Wednesday, 29 October 2008

C# - Generating Strong Typed Datasets

Over the past few weeks I have been working with Strong Typed Datasets in C# to parse XML content easily and more efficiently.

If you've ever had an Xml file and struggled to flawlessly parse it without errors, and write it back (using System.Xml namespace objects like: XMLReader or XmlDocument) then you should take a look at Strong typed Datasets.

If you've worked with Datasets, then this should come naturally. The idea is, once the XML content has been parsed into the Dataset, we can access the data through column and row information within the Dataset.

Heres how we go about it...

1. Find the "xsd.exe" tool. This is shipped with all versions of Visual Studio or can be downloaded from Microsoft's download center. This will allow us to create an XSD and .cs file for our Xml File.
2. Ensure your Xml File is valid Xml.
3. Use the xsd.exe tool to create the XSD and .cs from your xml by command line.

xsd.exe .xml - This will generate the schema (XSD) based on the XML File.
xsd.exe .xsd /d - This will generate the .cs based on the schema (XSD).

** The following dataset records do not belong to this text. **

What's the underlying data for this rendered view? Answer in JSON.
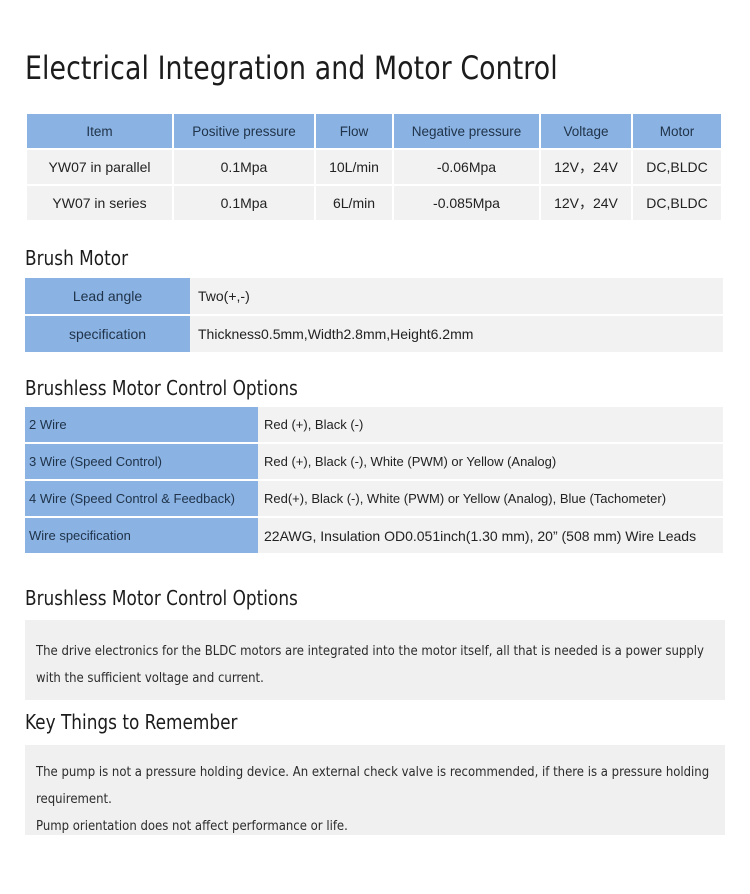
{
  "document": {
    "title": "Electrical Integration and Motor Control"
  },
  "spec_table": {
    "headers": [
      "Item",
      "Positive pressure",
      "Flow",
      "Negative pressure",
      "Voltage",
      "Motor"
    ],
    "rows": [
      {
        "item": "YW07 in parallel",
        "positive_pressure": "0.1Mpa",
        "flow": "10L/min",
        "negative_pressure": "-0.06Mpa",
        "voltage": "12V，24V",
        "motor": "DC,BLDC"
      },
      {
        "item": "YW07 in series",
        "positive_pressure": "0.1Mpa",
        "flow": "6L/min",
        "negative_pressure": "-0.085Mpa",
        "voltage": "12V，24V",
        "motor": "DC,BLDC"
      }
    ]
  },
  "brush_motor": {
    "heading": "Brush Motor",
    "rows": [
      {
        "label": "Lead angle",
        "value": "Two(+,-)"
      },
      {
        "label": "specification",
        "value": "Thickness0.5mm,Width2.8mm,Height6.2mm"
      }
    ]
  },
  "brushless_options": {
    "heading": "Brushless Motor Control Options",
    "rows": [
      {
        "label": "2 Wire",
        "value": "Red (+), Black (-)"
      },
      {
        "label": "3 Wire (Speed Control)",
        "value": "Red (+), Black (-), White (PWM) or Yellow (Analog)"
      },
      {
        "label": "4 Wire (Speed Control & Feedback)",
        "value": "Red(+), Black (-), White (PWM) or Yellow (Analog), Blue (Tachometer)"
      },
      {
        "label": "Wire specification",
        "value": "22AWG, Insulation OD0.051inch(1.30 mm), 20” (508 mm) Wire Leads"
      }
    ]
  },
  "brushless_intro": {
    "heading": "Brushless Motor Control Options",
    "paragraph": "The drive electronics for the BLDC motors are integrated into the motor itself, all that is needed is a power supply with the sufficient voltage and current."
  },
  "key_things": {
    "heading": "Key Things to Remember",
    "paragraphs": [
      "The pump is not a pressure holding device. An external check valve is recommended, if there is a pressure holding requirement.",
      "Pump orientation does not affect performance or life."
    ]
  },
  "colors": {
    "header_blue": "#8ab3e3",
    "cell_gray": "#f2f2f2",
    "panel_gray": "#f0f0f0",
    "header_text": "#20334a"
  }
}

Heres a batch script to automate this process...

@echo off
REM --- Get XML file name.
echo "What is the Path/Name of the XML file (excluding '.xml'): "
set /p XMlFile=
echo "Generating XSD Schema Definitions..."
xsd.exe %XMlFile%.xml
echo "Generating Strongly Typed DataSet file..."
xsd.exe %XMlFile%.xsd /d
echo "Strongly Typed DataSet Created Successfully!"

4. Add these 3 files to your C# project. You will notice the class name in the .cs file derives its name from the main tag within your xml. Don't forget to add the namepsace if applicable!
If you have done this corrently, you will notice the class inherits the DataSet class: "global::System.Data.DataSet" .

5. Create a new instance of the class, then call the "ReadXml()" method, specifiying the path to the XML file as a string. This will parse your XML file and popualte the Dataset. As the class was generated from the XSD, the template should match up!

6. You may also note that the instance you've created in step (5) contains accessors (one for each child note of your xml!)... Each of these has a "Rows" accessor, which will return a DataRowCollection object. If we run a loop on this collection, we will be able to extract the information!

If the "ReadXml()" function fails, you may need to re-structure your XML. The erros are quite self-explanatory, but generally this will fail due to an XML parser error.